What is the difference between p-hacking and HARKing? Can a study engage in both?

p-hacking is running many analyses and selectively reporting the one that gives p < 0.05. HARKing is presenting exploratory findings as if they were predicted hypotheses. A study can engage in both if the researcher explores the data (p-hacking), finds a pattern, then writes the paper as if that pattern was hypothesized in advance (HARKing). Both inflate false positive rates and make the literature look more certain than it is.

A paper reports 12 comparisons across different subgroups and finds that one is significant at p = 0.04. Should you conclude there is a real effect? Why or why not?

No. With 12 independent comparisons at α = 0.05, you expect 0.6 false positives by chance. A single significant result from 12 comparisons is entirely consistent with chance, and with p = 0.04 (just barely significant), it is especially suspicious. The appropriate response is to apply a multiple comparisons correction (such as Bonferroni, which would require p < 0.004 for any individual test) and treat the result as preliminary until replicated.

What is the file drawer problem and how does it affect the credibility of published research?

The file drawer problem refers to the tendency for studies that found no significant effect to go unpublished. Because journals prefer positive results, researchers are less ikely to submit null findings. The consequence is that the published literature overrepresents positive findings: if you read all studies on a topic, you will see more support for effects than actually exists in the world. Meta-analyses that include only published studies inherit this bias.

The following abstract contains a claim that is not supported by typical RCT design. Identify and explain the problem: "Our randomized controlled trial shows that developers using our tool are more productive. We therefore recommend that all engineering teams adopt it."

An RCT establishes that the treatment caused an outcome in the studied population under the studied conditions. "More productive" in an RCT typically means "faster at the specific task used in the study". The recommendation to "all engineering teams" is an external validity claim: that the effect generalizes beyond the study's sample (often students or volunteers at one organization), task (often artificial or narrow), and context. Most SE experiments cannot support broad adoption recommendations because their external validity is limited.

Exercises

Apply the Checklist (20 minutes)

Apply the checklist from this lesson to [Peng2023] or [McKinsey2023]. For each item, give a one-sentence verdict and one piece of evidence from the paper that supports your verdict.

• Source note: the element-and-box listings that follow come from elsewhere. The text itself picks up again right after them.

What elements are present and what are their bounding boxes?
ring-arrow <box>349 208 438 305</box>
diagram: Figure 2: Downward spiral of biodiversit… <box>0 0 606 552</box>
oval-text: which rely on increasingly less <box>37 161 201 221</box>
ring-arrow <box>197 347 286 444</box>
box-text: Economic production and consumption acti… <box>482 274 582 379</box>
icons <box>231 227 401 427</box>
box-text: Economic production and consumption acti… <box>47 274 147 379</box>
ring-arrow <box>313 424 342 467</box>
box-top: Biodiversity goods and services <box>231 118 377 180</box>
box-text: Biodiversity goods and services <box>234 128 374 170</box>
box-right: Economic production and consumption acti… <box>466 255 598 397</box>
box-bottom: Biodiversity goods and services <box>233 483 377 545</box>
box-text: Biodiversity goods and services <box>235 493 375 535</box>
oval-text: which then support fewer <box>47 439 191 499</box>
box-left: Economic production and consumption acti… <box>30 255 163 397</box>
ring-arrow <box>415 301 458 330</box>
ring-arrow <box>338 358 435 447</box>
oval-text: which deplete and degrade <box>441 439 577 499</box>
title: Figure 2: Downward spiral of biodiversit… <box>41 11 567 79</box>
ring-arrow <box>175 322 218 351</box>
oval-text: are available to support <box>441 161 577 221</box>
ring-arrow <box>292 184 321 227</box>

Funnel Plot Interpretation (15 minutes)

Search for a meta-analysis of any software engineering practice (code review, pair programming, TDD, etc.) that includes a funnel plot. Describe what the funnel plot shows. Is there evidence of publication bias? If the funnel is asymmetric, what does that suggest about the true effect size compared to what the published literature reports?

Find the Spin (15 minutes)

Find a research paper or industry report about AI tools and developer productivity published in the last two years. Identify one place where the authors' conclusions go beyond what their methods can support (what a statistician would call "spin".) Write two sentences: one quoting the overclaimed statement, one describing what the evidence actually shows.